> Unions reward seniority over everything else, including skill. I'd much rather have the current environment of being able to leave for something better without starting over again at the bottom of the pile.
Let's see if you still hold that opinion in a few years when you reach your 40s/50s, can't find a job because ageism, and you have to compete with people who work 16h/day surviving on cold pizza and Red Bull.
Already well into that age range and have no trouble finding jobs because I'm productive and continue to upgrade my skills. Those habits are rewarded, as opposed to rewarding you for simply existing longer/having gotten hired earlier.
I may be a "programmer type" but I do know 25kg isn't a lot of weight to carry around.
The article is specifically about tech workers in Amazon, so I think it's pretty clear from that and the rest of the context that I was discussing unions in relation to tech workers.
I was disputing the claim that you a) it's hard to get a job in your 40s or 50s, and b) if it is hard, it's because of ageism and not something you did (or didn't do).
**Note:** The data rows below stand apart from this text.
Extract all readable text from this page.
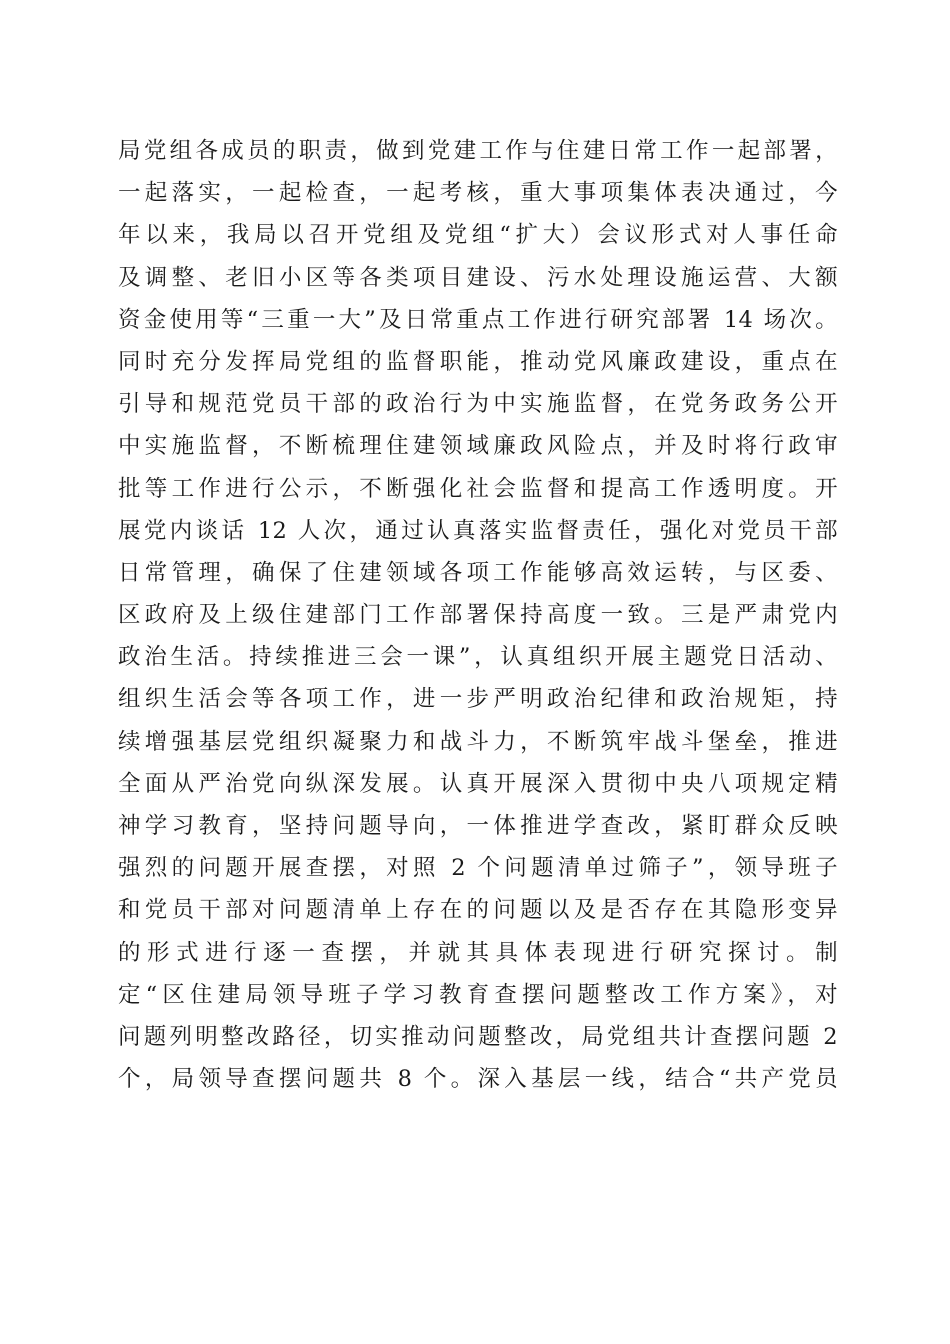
局党组各成员的职责，做到党建工作与住建日常工作一起部署，
一起落实，一起检查，一起考核，重大事项集体表决通过，今
年以来，我局以召开党组及党组“扩大）会议形式对人事任命
及调整、老旧小区等各类项目建设、污水处理设施运营、大额
资金使用等“三重一大”及日常重点工作进行研究部署 14 场次。
同时充分发挥局党组的监督职能，推动党风廉政建设，重点在
引导和规范党员干部的政治行为中实施监督，在党务政务公开
中实施监督，不断梳理住建领域廉政风险点，并及时将行政审
批等工作进行公示，不断强化社会监督和提高工作透明度。开
展党内谈话 12 人次，通过认真落实监督责任，强化对党员干部
日常管理，确保了住建领域各项工作能够高效运转，与区委、
区政府及上级住建部门工作部署保持高度一致。三是严肃党内
政治生活。持续推进三会一课”，认真组织开展主题党日活动、
组织生活会等各项工作，进一步严明政治纪律和政治规矩，持
续增强基层党组织凝聚力和战斗力，不断筑牢战斗堡垒，推进
全面从严治党向纵深发展。认真开展深入贯彻中央八项规定精
神学习教育，坚持问题导向，一体推进学查改，紧盯群众反映
强烈的问题开展查摆，对照 2 个问题清单过筛子”，领导班子
和党员干部对问题清单上存在的问题以及是否存在其隐形变异
的形式进行逐一查摆，并就其具体表现进行研究探讨。制
定“区住建局领导班子学习教育查摆问题整改工作方案》，对
问题列明整改路径，切实推动问题整改，局党组共计查摆问题 2
个，局领导查摆问题共 8 个。深入基层一线，结合“共产党员
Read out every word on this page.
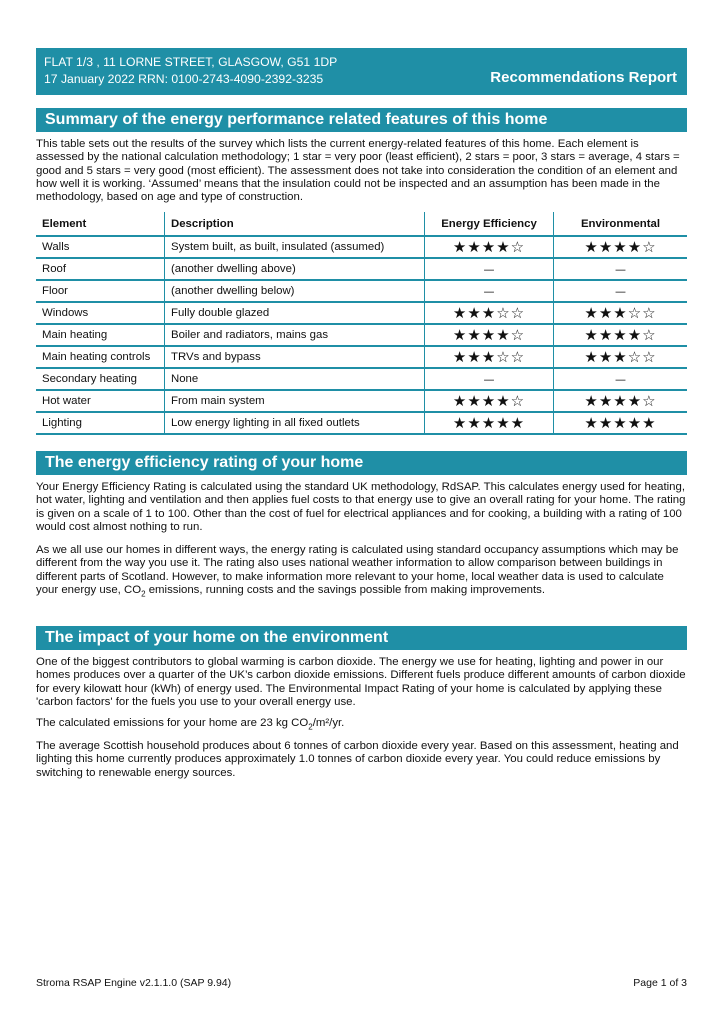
FLAT 1/3 , 11 LORNE STREET, GLASGOW, G51 1DP
17 January 2022 RRN: 0100-2743-4090-2392-3235	Recommendations Report
Summary of the energy performance related features of this home

This table sets out the results of the survey which lists the current energy-related features of this home. Each element is assessed by the national calculation methodology; 1 star = very poor (least efficient), 2 stars = poor, 3 stars = average, 4 stars = good and 5 stars = very good (most efficient). The assessment does not take into consideration the condition of an element and how well it is working. ‘Assumed’ means that the insulation could not be inspected and an assumption has been made in the methodology, based on age and type of construction.

Element	Description	Energy Efficiency	Environmental
Walls	System built, as built, insulated (assumed)	★★★★☆	★★★★☆
Roof	(another dwelling above)	—	—
Floor	(another dwelling below)	—	—
Windows	Fully double glazed	★★★☆☆	★★★☆☆
Main heating	Boiler and radiators, mains gas	★★★★☆	★★★★☆
Main heating controls	TRVs and bypass	★★★☆☆	★★★☆☆
Secondary heating	None	—	—
Hot water	From main system	★★★★☆	★★★★☆
Lighting	Low energy lighting in all fixed outlets	★★★★★	★★★★★
The energy efficiency rating of your home

Your Energy Efficiency Rating is calculated using the standard UK methodology, RdSAP. This calculates energy used for heating, hot water, lighting and ventilation and then applies fuel costs to that energy use to give an overall rating for your home. The rating is given on a scale of 1 to 100. Other than the cost of fuel for electrical appliances and for cooking, a building with a rating of 100 would cost almost nothing to run.

As we all use our homes in different ways, the energy rating is calculated using standard occupancy assumptions which may be different from the way you use it. The rating also uses national weather information to allow comparison between buildings in different parts of Scotland. However, to make information more relevant to your home, local weather data is used to calculate your energy use, $CO_2$ emissions, running costs and the savings possible from making improvements.

The impact of your home on the environment

One of the biggest contributors to global warming is carbon dioxide. The energy we use for heating, lighting and power in our homes produces over a quarter of the UK’s carbon dioxide emissions. Different fuels produce different amounts of carbon dioxide for every kilowatt hour (kWh) of energy used. The Environmental Impact Rating of your home is calculated by applying these 'carbon factors' for the fuels you use to your overall energy use.

The calculated emissions for your home are 23 kg $CO_2/m^2/yr$.

The average Scottish household produces about 6 tonnes of carbon dioxide every year. Based on this assessment, heating and lighting this home currently produces approximately 1.0 tonnes of carbon dioxide every year. You could reduce emissions by switching to renewable energy sources.

Stroma RSAP Engine v2.1.1.0 (SAP 9.94)	Page 1 of 3
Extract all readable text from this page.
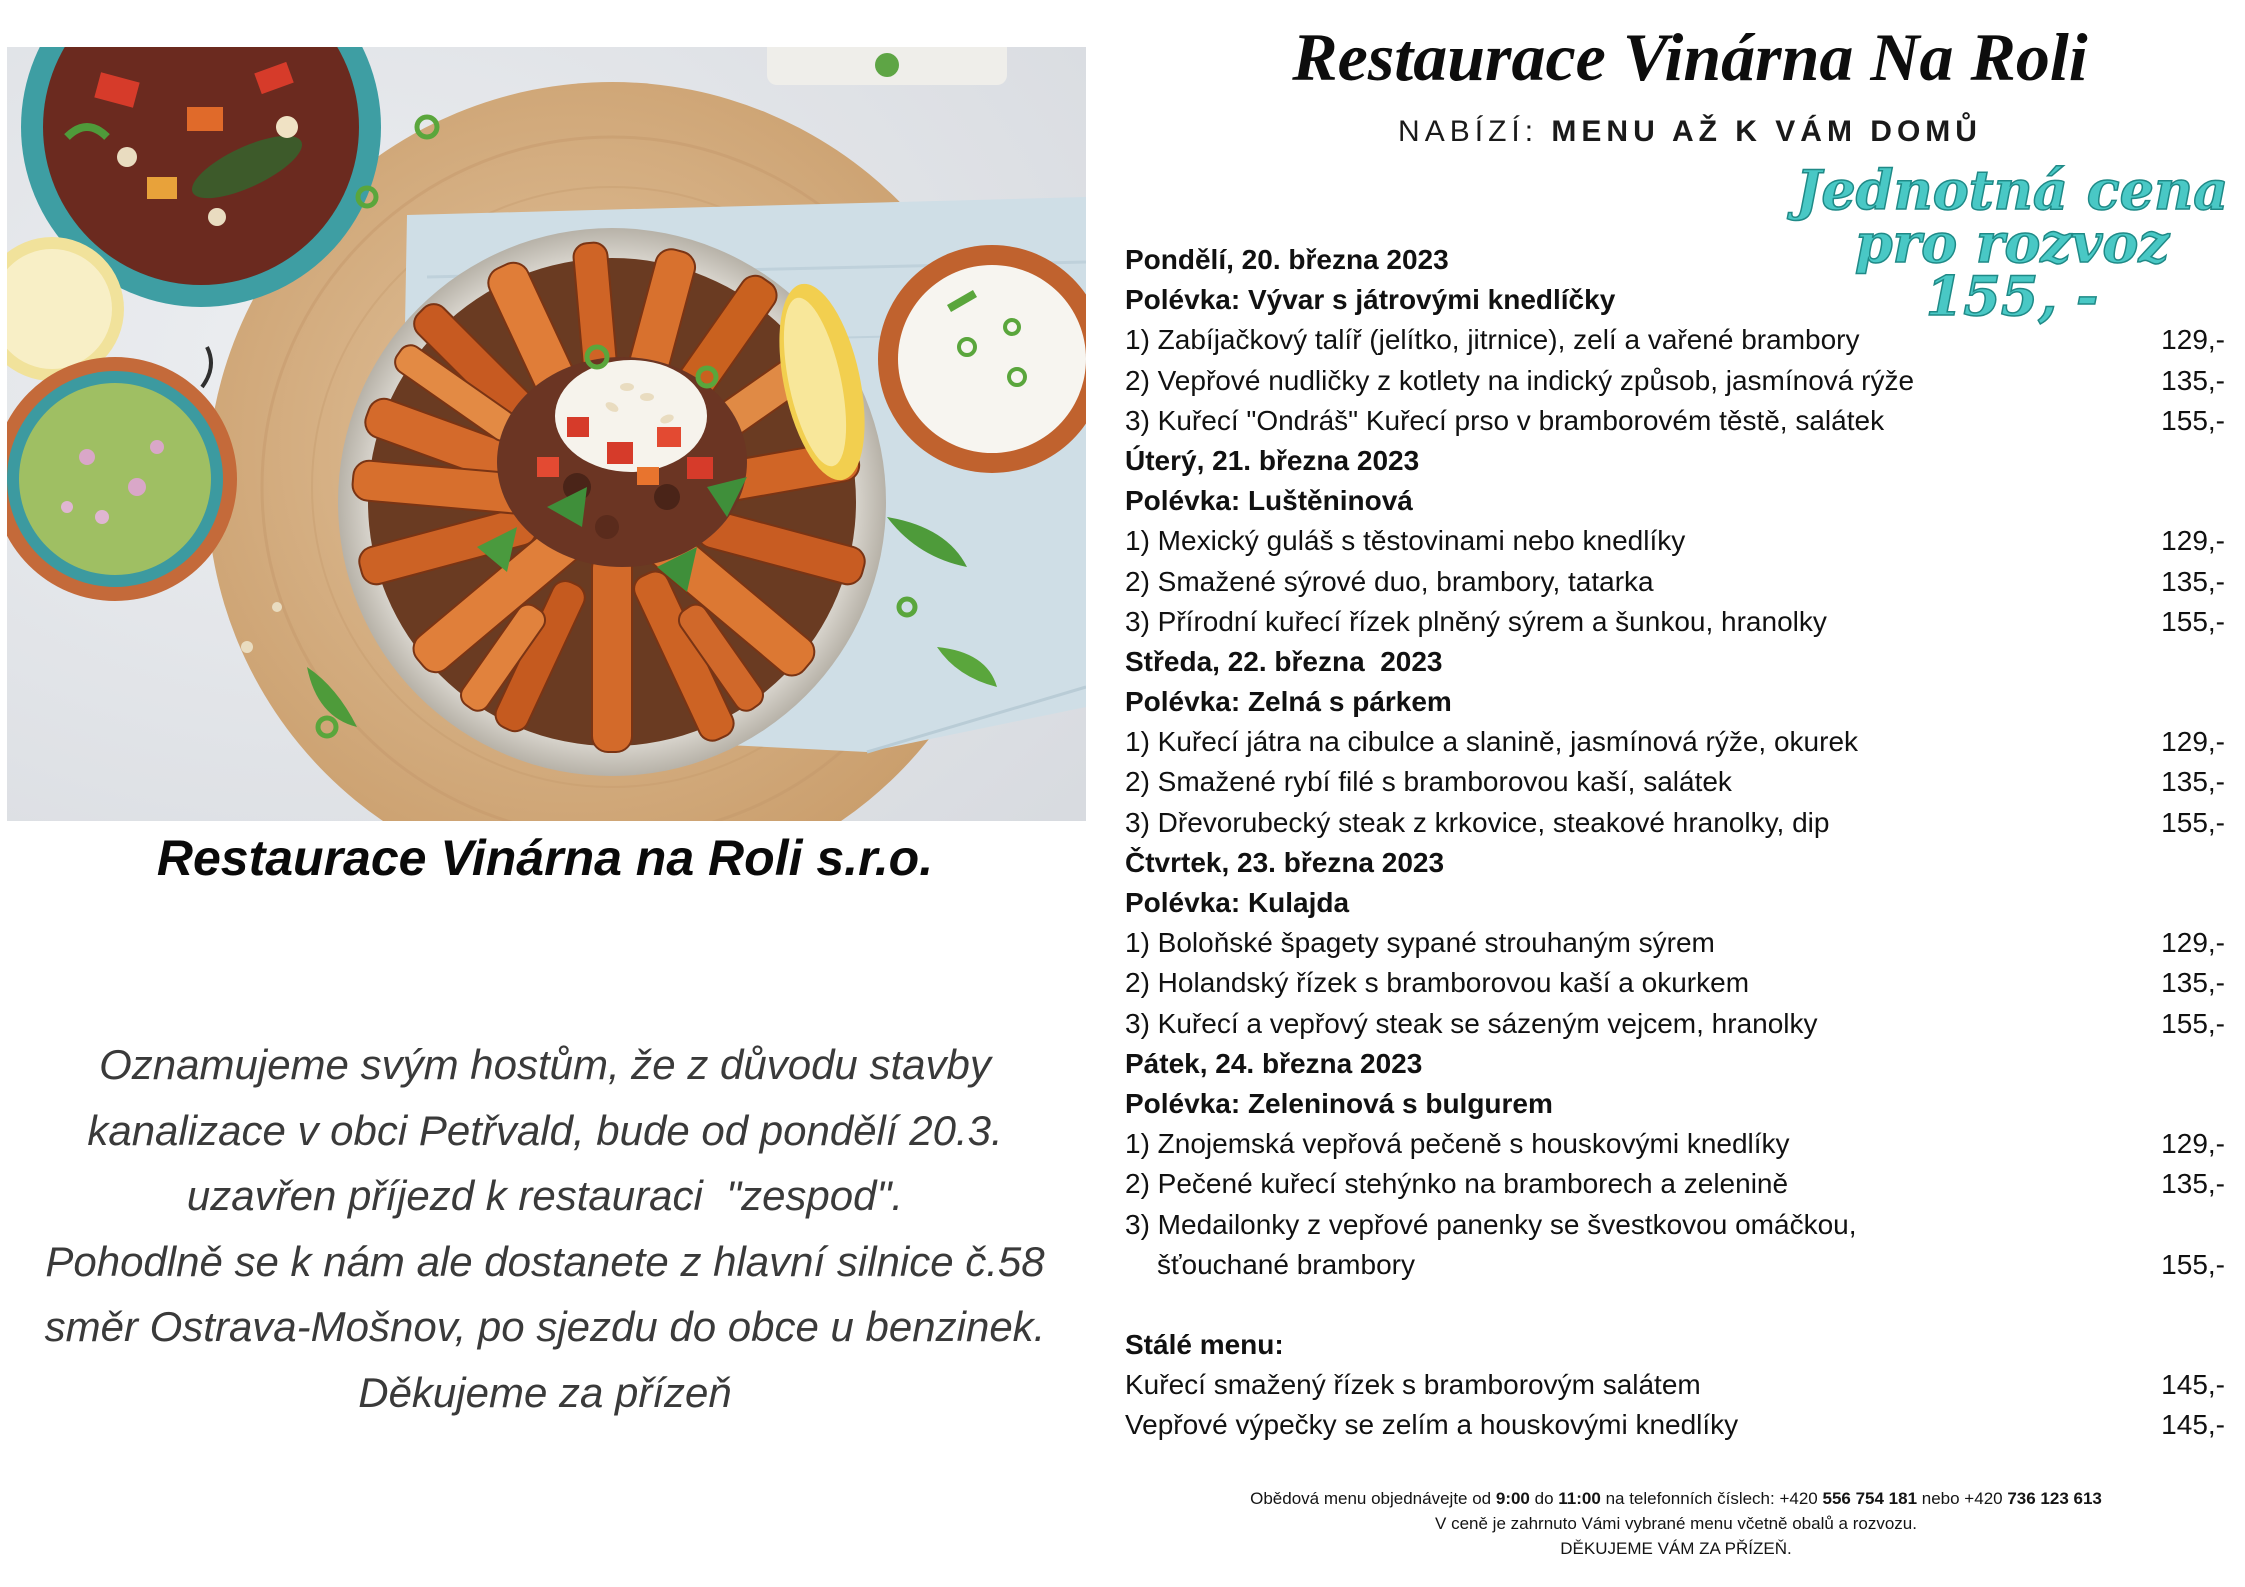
Restaurace Vinárna na Roli s.r.o.
Oznamujeme svým hostům, že z důvodu stavby
kanalizace v obci Petřvald, bude od pondělí 20.3.
uzavřen příjezd k restauraci  "zespod".
Pohodlně se k nám ale dostanete z hlavní silnice č.58
směr Ostrava-Mošnov, po sjezdu do obce u benzinek.
Děkujeme za přízeň
Restaurace Vinárna Na Roli
NABÍZÍ: MENU AŽ K VÁM DOMŮ
Jednotná cena
pro rozvoz
155, -
Pondělí, 20. března 2023
Polévka: Vývar s játrovými knedlíčky
1) Zabíjačkový talíř (jelítko, jitrnice), zelí a vařené brambory	129,-
2) Vepřové nudličky z kotlety na indický způsob, jasmínová rýže	135,-
3) Kuřecí "Ondráš" Kuřecí prso v bramborovém těstě, salátek	155,-
Úterý, 21. března 2023
Polévka: Luštěninová
1) Mexický guláš s těstovinami nebo knedlíky	129,-
2) Smažené sýrové duo, brambory, tatarka	135,-
3) Přírodní kuřecí řízek plněný sýrem a šunkou, hranolky	155,-
Středa, 22. března  2023
Polévka: Zelná s párkem
1) Kuřecí játra na cibulce a slanině, jasmínová rýže, okurek	129,-
2) Smažené rybí filé s bramborovou kaší, salátek	135,-
3) Dřevorubecký steak z krkovice, steakové hranolky, dip	155,-
Čtvrtek, 23. března 2023
Polévka: Kulajda
1) Boloňské špagety sypané strouhaným sýrem	129,-
2) Holandský řízek s bramborovou kaší a okurkem	135,-
3) Kuřecí a vepřový steak se sázeným vejcem, hranolky	155,-
Pátek, 24. března 2023
Polévka: Zeleninová s bulgurem
1) Znojemská vepřová pečeně s houskovými knedlíky	129,-
2) Pečené kuřecí stehýnko na bramborech a zelenině	135,-
3) Medailonky z vepřové panenky se švestkovou omáčkou,
šťouchané brambory	155,-
Stálé menu:
Kuřecí smažený řízek s bramborovým salátem	145,-
Vepřové výpečky se zelím a houskovými knedlíky	145,-
Obědová menu objednávejte od 9:00 do 11:00 na telefonních číslech: +420 556 754 181 nebo +420 736 123 613
V ceně je zahrnuto Vámi vybrané menu včetně obalů a rozvozu.
DĚKUJEME VÁM ZA PŘÍZEŇ.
And as others have pointed out, there is certainly a class of employee who is going to be chugging energy drinks and working 16h a day but if you're 40+ you're not competing with them.
I suspect much of the ageism in tech comes from talented/successful people filtering out of the mainstream workforce by 40s/50s. I think a lot of very skilled people end up with the means to focus on other parts of life, or to do whatever they want in tech and not be beholden to a corporate master.
Which isn’t to say that everyone who doesn’t retire by then is bad, just that the ratio is different than 20s and 30s and this probably colors people’s view of the group. Especially with the crazy industry growth we’ve seen over the career of the average 50 year old in tech.
The idea that a lot or even a sizeable percentage of tech workers can "focus on other parts of life" or "do whatever they want" within 15-20 years of working is frankly kind of ridiculous.
The median developer salary in the US is in the neighborhood of $110k/yr and includes $0 in bonuses and $0 in stock. Outside of the San Francisco bubble simply being able to type JavaScript into a computer does not put you on a trajectory to retire decades before your peers in other industries.
Is there significant ageism in other parts of the industry though?
I thought it was typical for, say, a regional bank software department, to be staffed with a mix of ages up to retirement age, not mostly people in their 20s and early 30s.
All of the ageism concern I’ve seen discussed has been about big tech and startups. Are 48 year olds being pushed out of working at mid sized insurance companies?
Of course it's a meaningful reference point. It is the primary reference point when discussing how much someone can expect to earn in a given profession. Half the developers in the country are making less than that and it's not because they started programming in 2018, it's because 99% of developers do not get any bonus, do not get any stock, and are lucky to hit $200k total comp in their life without going into management.
If you're going to say something like 90% of the workforce is under 30 you're going to need to cite something because I just absolutely do not believe that.
If you had such long career and still compete with these guys, perhaps consider a different career. I'm in my 30s and have no reason at all to worry about this, as my job is no longer about crunching code as quickly as possible - my input is on a much more strategic higher abstraction level that these younger code crunchers don't have the necessary experience for. The VP that manages me would consider 16h workdays and Redbulls a fireable offense at my position.
Yup. I watched a friend get fired because the union salary was double for people with 20 years of work. Yeah, they were more efficient and knowledgeable, but not 2x. So they replaced him with a younger new grad.
Pretty much all of them, really. Business concerns are always important because the union doesn't want to kill the business. That would be really bad.
In the case of this example, the manager was given a budget and that meant choosing staff. So she told my friend that he could go the easy way or the hard way. There are plenty of causes that the manager could dream up. It's not hard. If you want a cause, they can find one.
> So she told my friend that he could go the easy way or the hard way. There are plenty of causes that the manager could dream up.
That's avoiding union contracted processes. Union representation can help a worker when management is concocting bullshit issues. The "hard way" might make things more difficult for a worker (closer supervision, tedious training) but it's definitely harder for the manager than if the worker quits.
Let's see if you still hold that opinion in a few years when you reach your 40s/50s, can't find a job because ageism, and you have to compete with people who work 16h/day surviving on cold pizza and Red Bull.